Over the years, I’ve learned to think about my passion realistically and work with a business plan–which I advise everyone to do. Now, I keep track of actual costs–each month’s feed, bedding, grooming and maintenance, including tractor repairs, building expenses, barn help, apprentice students, etc.
Once I began putting the numbers down, I saw that my operation wasn’t paying for itself. I was doing other things to support it, such as giving clinics and selling horses. I finally realized that I wasn’t charging enough for my actual costs of boarding horses, for example. If a stall had been empty, I would have saved money!

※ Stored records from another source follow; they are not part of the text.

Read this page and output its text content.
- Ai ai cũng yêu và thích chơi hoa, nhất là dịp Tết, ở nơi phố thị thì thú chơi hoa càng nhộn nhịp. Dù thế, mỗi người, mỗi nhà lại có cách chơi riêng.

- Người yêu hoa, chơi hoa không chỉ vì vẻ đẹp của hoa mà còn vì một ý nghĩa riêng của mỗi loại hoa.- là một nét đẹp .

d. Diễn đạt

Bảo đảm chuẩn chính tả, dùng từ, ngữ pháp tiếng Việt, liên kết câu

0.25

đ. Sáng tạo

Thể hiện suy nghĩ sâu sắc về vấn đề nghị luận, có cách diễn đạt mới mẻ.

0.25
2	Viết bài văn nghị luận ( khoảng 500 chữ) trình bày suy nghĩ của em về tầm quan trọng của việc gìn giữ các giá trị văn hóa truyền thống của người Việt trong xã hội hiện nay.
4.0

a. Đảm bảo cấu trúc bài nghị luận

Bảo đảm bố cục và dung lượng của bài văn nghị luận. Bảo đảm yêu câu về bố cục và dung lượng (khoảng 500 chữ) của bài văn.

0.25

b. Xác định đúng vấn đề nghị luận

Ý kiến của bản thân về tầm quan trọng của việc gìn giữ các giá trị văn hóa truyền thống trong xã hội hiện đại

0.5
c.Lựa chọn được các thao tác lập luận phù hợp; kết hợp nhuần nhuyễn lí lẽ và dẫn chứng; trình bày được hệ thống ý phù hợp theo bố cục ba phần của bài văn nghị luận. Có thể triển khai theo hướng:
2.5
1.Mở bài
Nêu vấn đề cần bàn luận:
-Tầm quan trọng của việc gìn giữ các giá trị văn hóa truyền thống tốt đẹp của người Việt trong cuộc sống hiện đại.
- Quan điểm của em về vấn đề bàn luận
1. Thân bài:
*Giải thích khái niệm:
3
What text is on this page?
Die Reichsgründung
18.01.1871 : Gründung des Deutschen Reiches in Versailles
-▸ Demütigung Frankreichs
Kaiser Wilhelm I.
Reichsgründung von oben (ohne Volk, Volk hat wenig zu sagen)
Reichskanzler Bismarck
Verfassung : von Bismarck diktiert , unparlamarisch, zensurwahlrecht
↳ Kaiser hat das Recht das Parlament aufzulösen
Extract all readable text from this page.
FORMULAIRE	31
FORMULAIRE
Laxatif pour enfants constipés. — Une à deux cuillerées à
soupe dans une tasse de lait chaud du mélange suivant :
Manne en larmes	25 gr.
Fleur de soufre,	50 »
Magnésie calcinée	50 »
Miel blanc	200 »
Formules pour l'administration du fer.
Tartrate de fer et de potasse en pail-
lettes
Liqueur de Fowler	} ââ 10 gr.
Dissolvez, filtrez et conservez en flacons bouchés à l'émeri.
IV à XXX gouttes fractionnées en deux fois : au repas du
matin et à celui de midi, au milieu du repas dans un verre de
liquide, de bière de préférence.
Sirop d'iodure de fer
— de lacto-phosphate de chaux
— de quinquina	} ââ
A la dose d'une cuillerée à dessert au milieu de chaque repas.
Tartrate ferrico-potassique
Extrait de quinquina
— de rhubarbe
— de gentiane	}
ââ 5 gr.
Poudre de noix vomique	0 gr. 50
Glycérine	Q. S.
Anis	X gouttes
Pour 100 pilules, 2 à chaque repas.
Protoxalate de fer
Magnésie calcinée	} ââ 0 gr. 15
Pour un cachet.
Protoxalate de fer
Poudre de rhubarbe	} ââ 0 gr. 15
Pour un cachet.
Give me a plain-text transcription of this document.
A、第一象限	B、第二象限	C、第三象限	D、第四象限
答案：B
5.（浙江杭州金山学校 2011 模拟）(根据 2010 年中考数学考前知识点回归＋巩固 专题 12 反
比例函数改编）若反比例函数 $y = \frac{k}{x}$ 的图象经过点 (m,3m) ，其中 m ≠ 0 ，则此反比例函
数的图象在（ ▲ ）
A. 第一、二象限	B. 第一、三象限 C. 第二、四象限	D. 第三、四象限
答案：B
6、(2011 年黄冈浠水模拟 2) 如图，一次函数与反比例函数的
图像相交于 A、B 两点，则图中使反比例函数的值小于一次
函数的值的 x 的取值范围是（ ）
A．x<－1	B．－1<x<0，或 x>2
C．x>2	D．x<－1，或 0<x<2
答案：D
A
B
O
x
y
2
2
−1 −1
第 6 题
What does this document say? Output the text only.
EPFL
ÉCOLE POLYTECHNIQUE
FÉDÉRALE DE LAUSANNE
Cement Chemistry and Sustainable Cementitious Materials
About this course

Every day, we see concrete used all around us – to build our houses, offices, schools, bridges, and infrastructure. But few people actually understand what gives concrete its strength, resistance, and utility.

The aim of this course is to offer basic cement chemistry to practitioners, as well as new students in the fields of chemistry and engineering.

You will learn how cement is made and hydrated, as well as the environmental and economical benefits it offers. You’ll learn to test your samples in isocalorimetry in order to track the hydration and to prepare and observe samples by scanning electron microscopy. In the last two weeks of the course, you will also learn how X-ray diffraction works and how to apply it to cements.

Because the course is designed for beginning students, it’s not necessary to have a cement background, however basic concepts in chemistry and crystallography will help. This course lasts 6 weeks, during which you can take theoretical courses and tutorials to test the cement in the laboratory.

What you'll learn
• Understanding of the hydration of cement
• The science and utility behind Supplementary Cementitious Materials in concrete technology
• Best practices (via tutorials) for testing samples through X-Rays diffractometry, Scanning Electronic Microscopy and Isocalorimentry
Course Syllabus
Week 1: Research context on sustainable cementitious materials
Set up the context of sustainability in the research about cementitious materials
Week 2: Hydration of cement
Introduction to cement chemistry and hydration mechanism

I also encourage everyone to look far ahead to plan your riding life. If I had to do it over again and were a young professional or aspiring Olympic rider, I would look five to eight years ahead and not just think about what’s happening now in the current show season. I would start more young horses. Everyone is looking for the horse with the flying change but if you invest the money in a young horse, the quality of that horse might be far greater. If you rely on only one special horse–your current Grand Prix horse–you won’t have one coming up when he’s gone. You might be successful in the short term, but not in the long term. Get two young horses or better, three. Along the road they might turn out to be nice horses but not Grand Prix horses. You don’t know that when they are three. You have to weed them out and be selective and use your business sense.
I recommend going to a professional stable and learning how to train your own Grand Prix horse. Spend six months in a professional barn in America or, if you have the chance, go to Europe. You’ll get a chance to ride many horses and see how a top trainer works hard every day. You’ll learn how horses progress with systematic training every day, and get a picture of the whole training system. Riding only one horse is not enough to understand the whole picture. All this gives you a better perspective on how to plan your own life and horse training.
In the beginning, you might only get to walk these horses or muck the stalls. But if you stay long enough and are loyal you’ll get a chance to work your way up or even stay. Once you’ve trained a Grand Prix horse yourself, you’ll have enough confidence to train another one.
All this seems like a long road, but the time goes by faster than you think.
Carole Grant is a lifelong horsewoman who represented the U.S. at the 1982 World Equestrian Games and earned two gold medals at the 1983 Pan-Am Games in Venezuela. She is recipient of the Whitney Stone Memorial Trophy, which is presented by the United States Equestrian Team for a distinguished international career and for being an ambassador for the sport. Together with her daughters Mary Ann and Tonya, she operates Equistride International, a training and sales facility in Fenton, Mich.